CNN's Howard Kurtz admonished officials at Sky News, a News Corp.-owned British news channel, for “saying they reserve the right to break the law” after it emerged that officials there acknowledged hacking into private emails.
Officials at the News Corp. channel confirmed this week that on at least two occasions, reporters illegally hacked into private email accounts.
Sky News head John Ryley made clear that the hacking was authorized and said that they “stand behind these actions as editorially justified and in the public interest.” Kurtz on Sunday called that justification “bloody rubbish.”
In an April 6 Huffington Post column, Media Matters executive vice president Ari Rabin-Havt explained how the latest development in the News Corp. hacking scandal further validates concerns that the company suffers from a culture of corruption:
The Sky case is particularly interesting because for the first time, the company has admitted that hacking was not only approved of, but in fact officially sanctioned by the management of the channel.
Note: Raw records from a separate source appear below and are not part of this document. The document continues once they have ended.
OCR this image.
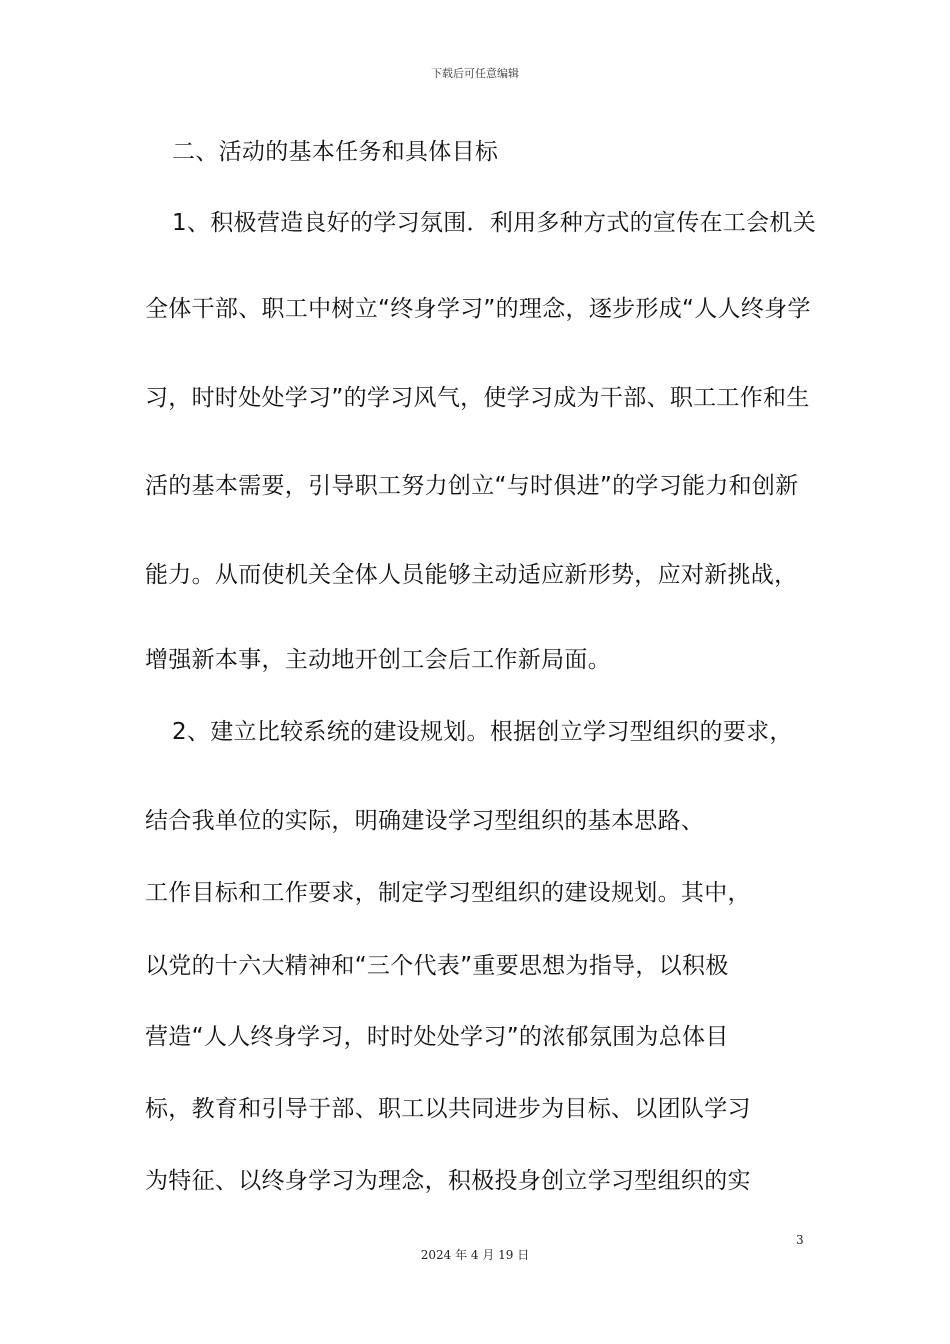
下载后可任意编辑
二、活动的基本任务和具体目标
1、积极营造良好的学习氛围．利用多种方式的宣传在工会机关
全体干部、职工中树立“终身学习”的理念，逐步形成“人人终身学
习，时时处处学习”的学习风气，使学习成为干部、职工工作和生
活的基本需要，引导职工努力创立“与时俱进”的学习能力和创新
能力。从而使机关全体人员能够主动适应新形势，应对新挑战，
增强新本事，主动地开创工会后工作新局面。
2、建立比较系统的建设规划。根据创立学习型组织的要求，
结合我单位的实际，明确建设学习型组织的基本思路、
工作目标和工作要求，制定学习型组织的建设规划。其中，
以党的十六大精神和“三个代表”重要思想为指导，以积极
营造“人人终身学习，时时处处学习”的浓郁氛围为总体目
标，教育和引导于部、职工以共同进步为目标、以团队学习
为特征、以终身学习为理念，积极投身创立学习型组织的实
3
2024 年 4 月 19 日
John John Ryley, the head of Sky News, told reporters, “We stand by these actions as editorially justified and in the public interest.” Ryley continued: “Material provided by Sky News was used in the successful prosecution, and the police made clear after the trial that this information was pivotal to the case.”
Regardless of intentions or the criminal behavior of a target, it is not in the realm of a private entity to determine which laws to follow and which to ignore. It's because of this hubris, which runs up and down the News Corp. ladder, that the company has landed in this place.